The first traces of Marxism in Portugal date back to the second half of the 19th century. Alfredo Margarido identified the first reference to Karl Marx by a law student in 1852, named Oliveira Pinto (Margarido, A Introdução do Marxismo em Portugal [The Introduction of Marxism in Portugal], 1975, p.41). However, between the late 19th century and the first quarter of the 20th century, while in other countries the workers' movement had found a powerful source of inspiration in Marxist ideas, in Portugal republican and/or anarchist ideas predominated among the main social movements. It was only from the mid-1930s, after the 1929 world crisis and the establishment of the Estado Novo [New State], and at the time of the Popular Front in France and the Spanish Civil War, that Marxism began to assume greater relevance in Portugal, positioning itself ambivalently towards the legacies of republicanism and anarchism: while those who had formerly lent their voice to republican and/or anarchist causes were among the initial cultivators of Marxism, its rise occurred precisely by severing all links with these republican and anarchist political cultures, which were frequently explicitly repudiated by the Marxists.

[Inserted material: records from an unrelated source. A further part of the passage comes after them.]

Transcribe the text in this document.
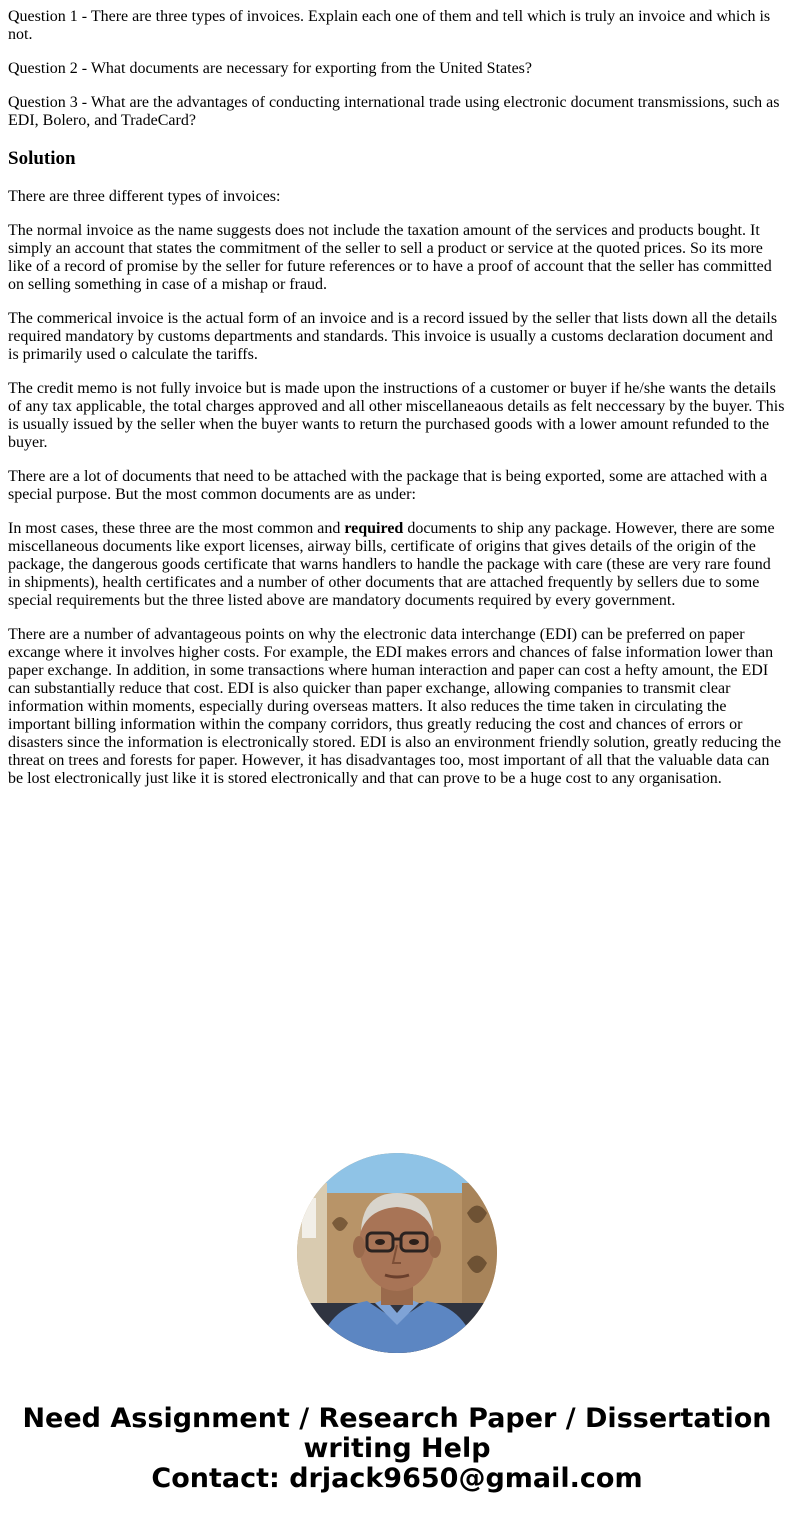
Question 1 - There are three types of invoices. Explain each one of them and tell which is truly an invoice and which is not.

Question 2 - What documents are necessary for exporting from the United States?

Question 3 - What are the advantages of conducting international trade using electronic document transmissions, such as EDI, Bolero, and TradeCard?

Solution

There are three different types of invoices:

The normal invoice as the name suggests does not include the taxation amount of the services and products bought. It simply an account that states the commitment of the seller to sell a product or service at the quoted prices. So its more like of a record of promise by the seller for future references or to have a proof of account that the seller has committed on selling something in case of a mishap or fraud.

The commerical invoice is the actual form of an invoice and is a record issued by the seller that lists down all the details required mandatory by customs departments and standards. This invoice is usually a customs declaration document and is primarily used o calculate the tariffs.

The credit memo is not fully invoice but is made upon the instructions of a customer or buyer if he/she wants the details of any tax applicable, the total charges approved and all other miscellaneaous details as felt neccessary by the buyer. This is usually issued by the seller when the buyer wants to return the purchased goods with a lower amount refunded to the buyer.

There are a lot of documents that need to be attached with the package that is being exported, some are attached with a special purpose. But the most common documents are as under:

In most cases, these three are the most common and required documents to ship any package. However, there are some miscellaneous documents like export licenses, airway bills, certificate of origins that gives details of the origin of the package, the dangerous goods certificate that warns handlers to handle the package with care (these are very rare found in shipments), health certificates and a number of other documents that are attached frequently by sellers due to some special requirements but the three listed above are mandatory documents required by every government.

There are a number of advantageous points on why the electronic data interchange (EDI) can be preferred on paper excange where it involves higher costs. For example, the EDI makes errors and chances of false information lower than paper exchange. In addition, in some transactions where human interaction and paper can cost a hefty amount, the EDI can substantially reduce that cost. EDI is also quicker than paper exchange, allowing companies to transmit clear information within moments, especially during overseas matters. It also reduces the time taken in circulating the important billing information within the company corridors, thus greatly reducing the cost and chances of errors or disasters since the information is electronically stored. EDI is also an environment friendly solution, greatly reducing the threat on trees and forests for paper. However, it has disadvantages too, most important of all that the valuable data can be lost electronically just like it is stored electronically and that can prove to be a huge cost to any organisation.

Need Assignment / Research Paper / Dissertation
writing Help
Contact: drjack9650@gmail.com
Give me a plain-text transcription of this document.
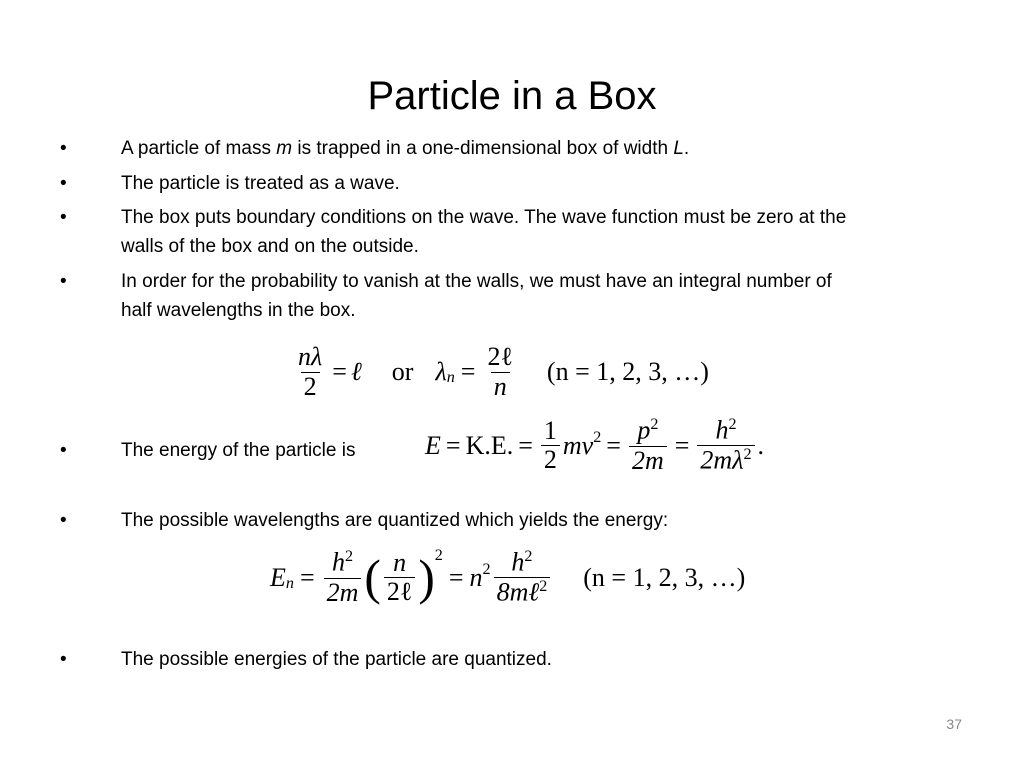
Particle in a Box
•	A particle of mass m is trapped in a one-dimensional box of width L.
•	The particle is treated as a wave.
•	The box puts boundary conditions on the wave. The wave function must be zero at the
walls of the box and on the outside.
•	In order for the probability to vanish at the walls, we must have an integral number of
half wavelengths in the box.
$\frac{n\lambda}{2}$ = ℓ or $\lambda_n = \frac{\text{2ℓ}}{n} (n = 1$, 2, 3, …)
•	The energy of the particle is	E = K.E. = $\frac{1}{2} mv^2 = \frac{p^2}{2m} = \frac{h^2}{2m\lambda^2}$ .
•	The possible wavelengths are quantized which yields the energy:
$E_n = \frac{h^2}{2m}$ ( $\frac{n}{\text{2ℓ}} )^2$
= $n^2 \frac{h^2}{8m\ell^2} (n = 1$, 2, 3, …)
•	The possible energies of the particle are quantized.
37
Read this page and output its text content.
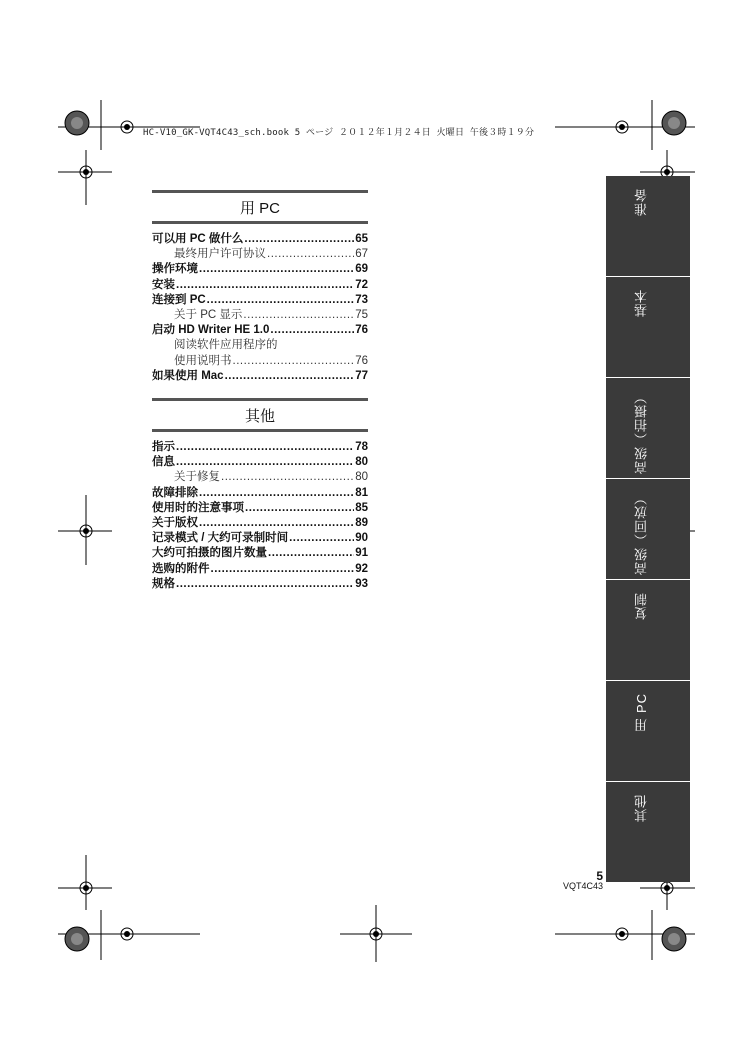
HC-V10_GK-VQT4C43_sch.book 5 ページ ２０１２年１月２４日 火曜日 午後３時１９分
用 PC
可以用 PC 做什么 .....	65
最终用户许可协议 .....	67
操作环境 .....	69
安装 .....	72
连接到 PC .....	73
关于 PC 显示 .....	75
启动 HD Writer HE 1.0 .....	76
阅读软件应用程序的
使用说明书 .....	76
如果使用 Mac .....	77
其他
指示 .....	78
信息 .....	80
关于修复 .....	80
故障排除 .....	81
使用时的注意事项 .....	85
关于版权 .....	89
记录模式 / 大约可录制时间 .....	90
大约可拍摄的图片数量 .....	91
选购的附件 .....	92
规格 .....	93
准备
基本
高级（拍摄）
高级（回放）
复制
用 PC
其他
5
VQT4C43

Both the political dynamics of the Partido Comunista Português [Portuguese Communist Party] (PCP) - after a reorganisation of the party which had begun in the early 1940s - and the cultural activity of the neo-realist movement - already visible in the late 1930s - were responsible for the establishment of a specific place for Marxism in Portuguese history (Madeira, Os Engenheiros de Almas [The Engineers of Souls], 1996; Nunes, “Comunismo, antifascism e intelectuais” [“Communism, anti-fascism and intellectuals”, 1996; Pereira, ÁlvaroCunhal, 1999).
The two-fold origin of Marxism in Portugal - affiliated to the party-political sphere on the one hand, and the cultural field on the other - marked its path from the 1940s onwards. Its affirmation was as much due to the practices of a set of leaders, writers and artists, whose names are often highlighted when recalling the resistance to the dictatorship of the Estado Novo, as to the practices of anonymous militants with or without intellectually driven educational and labour trajectories. Beyond a doctrine and general theory or a specific party-political programme, in Portugal, from the late 1930s, Marxism represented an ideological culture within which several thousand people dedicated themselves to the analysis, representation or transformation of the existing situation.